UEP is now (early 2016) offering two grid storage products based on CUNY’s technology resulting from the ARPA-E award: a 2 to 50kWh standalone storage system for residential and commercial backup power in developing countries, and a rack-mounted storage unit for use in utility-scale (more than 100kWh) storage applications. UEP reports that the company began shipping small “test units” for potential customers to evaluate in early 2015, and began shipping its standalone storage system for residential and commercial backup power product to customers in late 2015.  


The rigorous cost requirements of grid-scale batteries have driven re-analysis of old battery chemistries and approaches. The CUNY-UEP collaboration has demonstrated the utility of this approach by developing innovations to make an old chemistry available to provide a decade or more of service in grid applications. When manufactured in large volumes, UEP believes that its battery packs could have a capital cost of $125/kWh which would deliver storage costs competitive with projections for scaled-up lithium-ion batteries. At this cost level, grid-scale batteries would be well positioned to be economically attractive solutions for a wide range of grid services, setting the stage to enable greatly increased penetration of renewables into the power grid system.

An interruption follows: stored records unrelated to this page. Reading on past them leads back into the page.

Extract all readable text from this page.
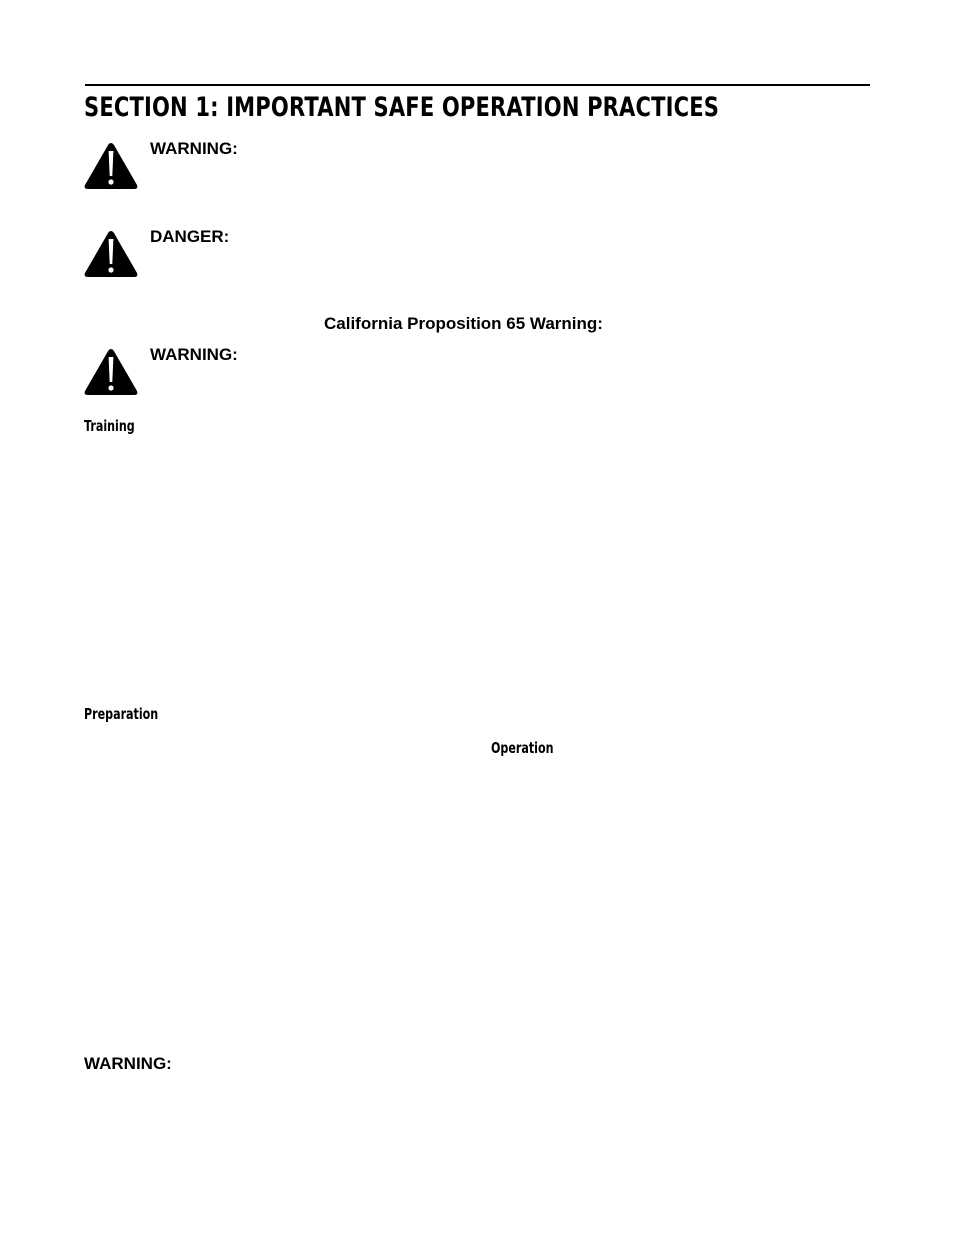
SECTION 1: IMPORTANT SAFE OPERATION PRACTICES

WARNING:

DANGER:

California Proposition 65 Warning:

WARNING:

Training

Preparation

Operation

WARNING:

As of February 2016, the CUNY team’s project has reported 23 invention disclosures to ARPA-E and three U.S. Patent and Trademark Office (PTO) patent applications. The team has also published the scientific underpinnings of this technology in the open literature. A list of publications is provided below:   Ingale, N.D.; Gallaway, J.W.; Nyce, M.; Couzis, A.; Banerjee, S. (2015) “Rechargeability and Economic Aspects of Alkaline Zinc-Manganese Dioxide Cells for Electrical Storage and Load Leveling” Journal of Power Sources 276, 7–18.   Gallaway, J.W., Erdonmez, C.K., Zhong, Z., Croft, M., Sviridov, L.A., Sholklapper, T.Z., Turney, D.E., Banerjee, S. and Steingart, D.A. (2014) “Real-time materials evolution visualized within intact cycling alkaline batteries” Journal of Materials Chemistry A 2(8) 2757-2764.